Vol. 23 - "More research is needed"
“More research is needed” — OK, but which one?
There is a very specific turn of phrase that I see in students’ writing (especially undergraduates), and it goes: “more research is needed”.
And I don’t like it.
And I know the world is on fire, and I am taking 45 minutes to think and write about the most innocuous, least-important problem on my list today. Complaining about undergrads’ writing habits is self-care.
When giving students a few articles to discuss and encouraging them to provide a synthesis, it is very common that their conclusion will be that some uncertainty (or disagreement) remains about whatever the papers are about. This is the point of writing papers: we are trying to figure out difficult things, and the answer is often incremental, unsatisfying, or imperfect.
That more research is needed is not a radical conclusion as much as a given because this is the purpose of research: to do more research so that we ideally become less ignorant, or more realistically become more efficiently ignorant, about our topic of choice.
The difficult part of the job is to figure out which additional research is required. And the reason it is so difficult is that it requires a thorough understanding of the history of ideas. Picking out the next progressive research question requires a good knowledge of what the big question was last year, five years ago, and earlier than that.
But even this answer — students will stop writing “more research is needed” when they will understand the long-term dynamics of the field — isn’t satisfying. Students are taking many classes, and it is unrealistic to expect them to care about the history of ideas in all of them (I don’t! It’s fine! Curiosity is a resource that we must spend wisely!).
Instead, I want to start thinking about the knee-jerk reaction of calling for more research as an opportunity. Specifically: what if we can turn this into an exploration of what the story of the field is? Why were the authors asking these questions in 2014? Why does it not agree with this 2023 article? Or this 1996 one?
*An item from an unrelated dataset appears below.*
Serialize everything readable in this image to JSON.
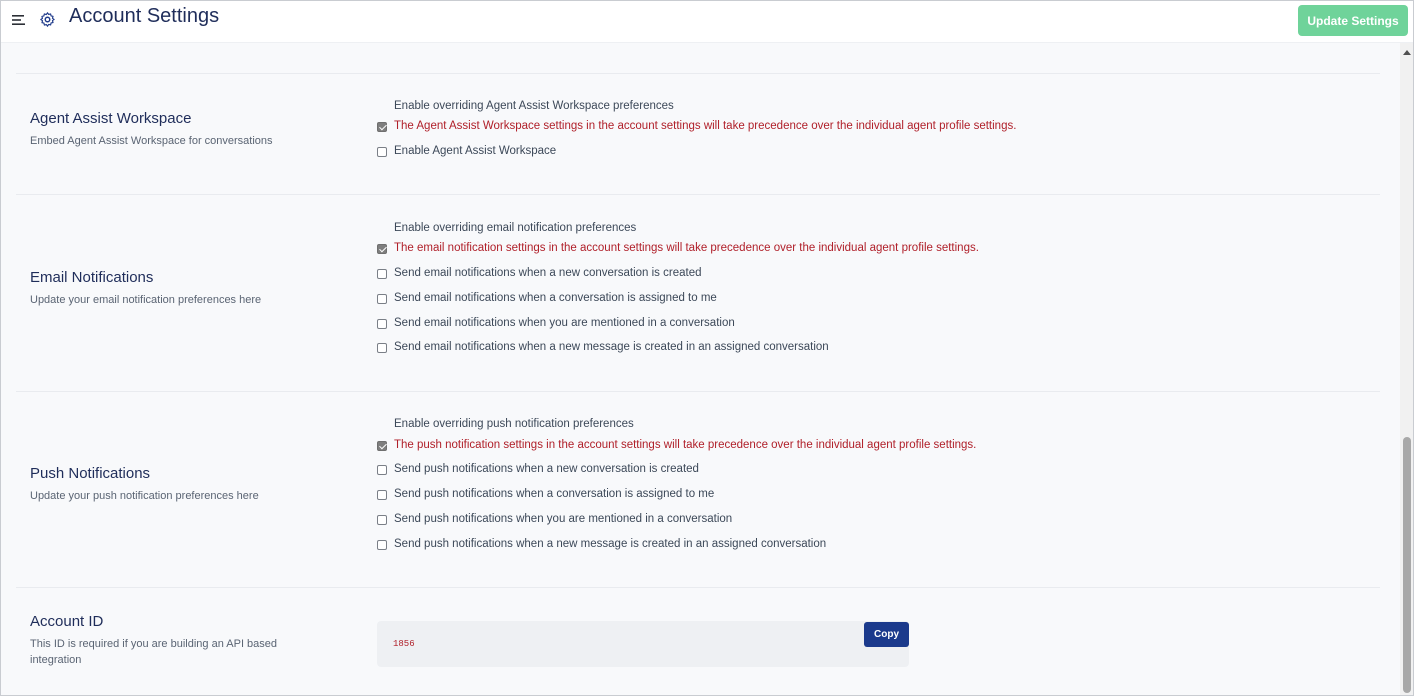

Often, that studies provide conflicting answers is not a sign that we are using different tools, or different methodologies, or that one of them is wrong. We are, collectively, framing our work within big, field-wide questions, that are changing very rapidly.
“More research is needed” is good, in a sense. It is students realizing that the process of discovery does not end, and that our answers are mostly very good guesses that create some new uncertainties. And hopefully, once I surmount my frustration at this being the end of the reflection, I will manage to turn this into a teaching moment.